S ELEVATION: 5-bay; asymmetrical; gabled penultimate bay to right with 3 tripartite windows to ground floor, lancet tripartite window above; lean-to bay adjoining to left with 3 small lancets stepped-up to light internal stair, doorway to left return reached by 4 stone steps, 2-leaf boarded timber door with 4-pane upper panels and vertically glazed fanlight with dentil moulded cill; ground floor of flanking bay to left advanced with lean-to roof, single lancet to centre, pair of tripartite lancets above; bay to outer left advanced, small window to left of ground floor, tripartite window above. Octagonal baptistery adjoining to outer left, pointed arched window in hood mould to each face, pointed roof with decorative iron finial, bays adjoining to right not seen 1999, boarded timber door with ramp and steps to left return.

E ELEVATION: vesica set in gablehead of church, remainder obscured by adjoining 7-bay hall; bipartite window to 5 bays to right; penultimate bay to left stepped down, convex-shouldered tripartite window to centre, bay to outer left stepped down, single window.

N ELEVATION: asymmetrical; 7-bay; gabled 3rd bay from left, 3 pairs of bipartite windows to ground floor, tripartite lancet windows above, with trefoil-headed window to centre; lean-to bay flanking to right with 3 small lancets stepped-up to light internal stair, four-centred chamfered doorway to right return, 4 stone steps to boarded timber door with glazed upper panels, vertically glazed fanlight above; 3 recessed bays to right, 2 small windows to advanced ground floor, 3 tripartite windows above; tower adjoining to outer right (see above); doorway advanced to ground floor of penultimate bay to left, 2-leaf boarded timber door with glazed upper panels, vertically glazed fanlight with dentil moulded cill, crenellated parapet; 2 small windows to recessed upper storeys; gabled bay of hall adjoining to outer left, 4-light canted window with piended roof to centre.

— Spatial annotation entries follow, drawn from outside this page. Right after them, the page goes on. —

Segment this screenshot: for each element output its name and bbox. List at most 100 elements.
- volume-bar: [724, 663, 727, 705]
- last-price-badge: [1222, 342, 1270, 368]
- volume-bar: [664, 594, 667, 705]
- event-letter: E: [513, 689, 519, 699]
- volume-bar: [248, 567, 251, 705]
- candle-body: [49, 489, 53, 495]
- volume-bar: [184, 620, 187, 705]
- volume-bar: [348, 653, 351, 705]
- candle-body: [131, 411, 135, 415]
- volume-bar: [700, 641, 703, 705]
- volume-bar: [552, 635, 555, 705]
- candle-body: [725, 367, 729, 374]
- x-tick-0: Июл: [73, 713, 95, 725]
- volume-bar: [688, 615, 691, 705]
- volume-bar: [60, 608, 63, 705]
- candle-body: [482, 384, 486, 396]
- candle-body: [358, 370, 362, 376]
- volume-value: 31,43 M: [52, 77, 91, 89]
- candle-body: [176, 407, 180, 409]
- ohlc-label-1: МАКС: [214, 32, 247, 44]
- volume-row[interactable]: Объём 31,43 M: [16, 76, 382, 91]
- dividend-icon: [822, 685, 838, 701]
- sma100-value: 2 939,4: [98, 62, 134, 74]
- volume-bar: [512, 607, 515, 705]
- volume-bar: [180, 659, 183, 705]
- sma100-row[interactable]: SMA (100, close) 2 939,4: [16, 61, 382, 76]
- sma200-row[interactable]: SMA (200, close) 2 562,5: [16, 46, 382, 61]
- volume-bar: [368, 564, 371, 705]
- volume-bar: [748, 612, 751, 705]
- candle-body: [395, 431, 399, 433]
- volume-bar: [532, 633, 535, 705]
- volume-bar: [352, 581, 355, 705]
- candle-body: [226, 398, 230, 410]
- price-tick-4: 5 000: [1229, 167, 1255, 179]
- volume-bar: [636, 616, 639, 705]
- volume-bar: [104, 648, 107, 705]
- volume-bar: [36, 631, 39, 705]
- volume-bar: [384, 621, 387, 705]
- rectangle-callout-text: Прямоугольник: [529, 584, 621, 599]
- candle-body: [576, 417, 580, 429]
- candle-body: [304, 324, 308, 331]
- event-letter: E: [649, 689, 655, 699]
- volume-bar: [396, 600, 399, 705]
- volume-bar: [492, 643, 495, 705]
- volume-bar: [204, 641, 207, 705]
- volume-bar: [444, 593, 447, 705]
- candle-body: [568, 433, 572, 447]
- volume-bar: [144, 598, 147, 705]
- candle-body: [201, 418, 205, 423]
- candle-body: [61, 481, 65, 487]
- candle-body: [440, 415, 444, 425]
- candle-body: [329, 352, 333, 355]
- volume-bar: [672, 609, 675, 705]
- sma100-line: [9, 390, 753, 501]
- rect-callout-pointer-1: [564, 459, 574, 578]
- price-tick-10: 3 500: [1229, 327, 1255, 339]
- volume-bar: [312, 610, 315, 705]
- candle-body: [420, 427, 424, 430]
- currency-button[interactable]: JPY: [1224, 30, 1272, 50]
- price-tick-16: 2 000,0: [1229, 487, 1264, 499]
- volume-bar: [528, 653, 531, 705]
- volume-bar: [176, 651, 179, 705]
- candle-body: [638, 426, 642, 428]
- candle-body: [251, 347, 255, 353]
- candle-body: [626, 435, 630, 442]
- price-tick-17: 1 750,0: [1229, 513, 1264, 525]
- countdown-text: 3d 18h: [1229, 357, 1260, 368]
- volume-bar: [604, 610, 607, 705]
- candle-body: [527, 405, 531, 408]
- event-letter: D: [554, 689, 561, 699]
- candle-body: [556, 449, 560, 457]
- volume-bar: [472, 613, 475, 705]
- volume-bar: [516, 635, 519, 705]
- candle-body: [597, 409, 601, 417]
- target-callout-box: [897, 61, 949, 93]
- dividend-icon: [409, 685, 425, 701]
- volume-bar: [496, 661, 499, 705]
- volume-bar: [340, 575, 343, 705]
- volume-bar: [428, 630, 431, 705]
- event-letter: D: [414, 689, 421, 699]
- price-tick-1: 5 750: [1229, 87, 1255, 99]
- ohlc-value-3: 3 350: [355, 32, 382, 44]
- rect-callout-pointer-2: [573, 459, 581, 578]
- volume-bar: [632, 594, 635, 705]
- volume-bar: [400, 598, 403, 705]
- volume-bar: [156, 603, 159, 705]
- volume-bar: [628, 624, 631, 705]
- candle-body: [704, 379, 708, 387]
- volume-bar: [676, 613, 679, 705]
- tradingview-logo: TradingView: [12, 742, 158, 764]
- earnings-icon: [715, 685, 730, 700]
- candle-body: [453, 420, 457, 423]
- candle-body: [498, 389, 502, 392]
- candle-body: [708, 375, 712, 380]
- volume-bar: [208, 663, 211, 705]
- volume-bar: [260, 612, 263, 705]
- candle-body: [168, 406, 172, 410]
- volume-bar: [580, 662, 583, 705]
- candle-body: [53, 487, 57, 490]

Predominantly small-pane leaded and stained glass windows. Grey slate roofs with pierced terracotta ridges. Coped ridge and gablehead stacks to S, with circular cans. Coped stone skews. Cast-iron rainwater goods.

INTERIOR: decoratively panelled timber porch; nave and side aisles, divided by pink granite pointed-arched arcades on squat polished granite columns; galleries to N and S transepts and W of nave with decoratively panelled fronts and raked seating, bipartite arches through 2 storeys fronting transepts, central polished granite supporting column. Pine pews with decorative pew ends; panelled octagonal gothic pulpit, gothic communion table and lectern; round arch to chancel, containing organ; very fine stained glass, including the Fleming memorial window to the E by John M Aiken, 1929; gothic boarded timber doors with decoratively leaded and glazed upper panels. Ribbed timber barrel-vaulted roof.

GATEPIERS AND BOUNDARY WALLS: low coped granite walls to N and W, rubble wall to remainder; convex shouldered doorway set in stepped up wall to NE, boarded timber door; wall stepped up to NW corner with tooled datestone reading "1900"; 2 square-plan gatepiers with chamfered angles and pyramidal caps to W, flanking walls stepped-up; railings and gates removed.

Statement of Interest

Ecclesiastical building in use as such. Beechgrove Church was originally built for the Free Church. It was built as part of the Extension movement, to serve what was a new residential district around Mid Stocket Road and Mile-End in Aberdeen. Discussions about the new church began in 1896. Brown and Watt were chosen as architects, and their church design when completed "arrested attention by reason of the refinement and dignity of the design and the soaring, stately spire; and they asserted themselves at once amongst the finest ecclesiastical edifices in the city" (Gammie, p86). In addition to the exceptional spire, the church boasts some particularly fine stained glass.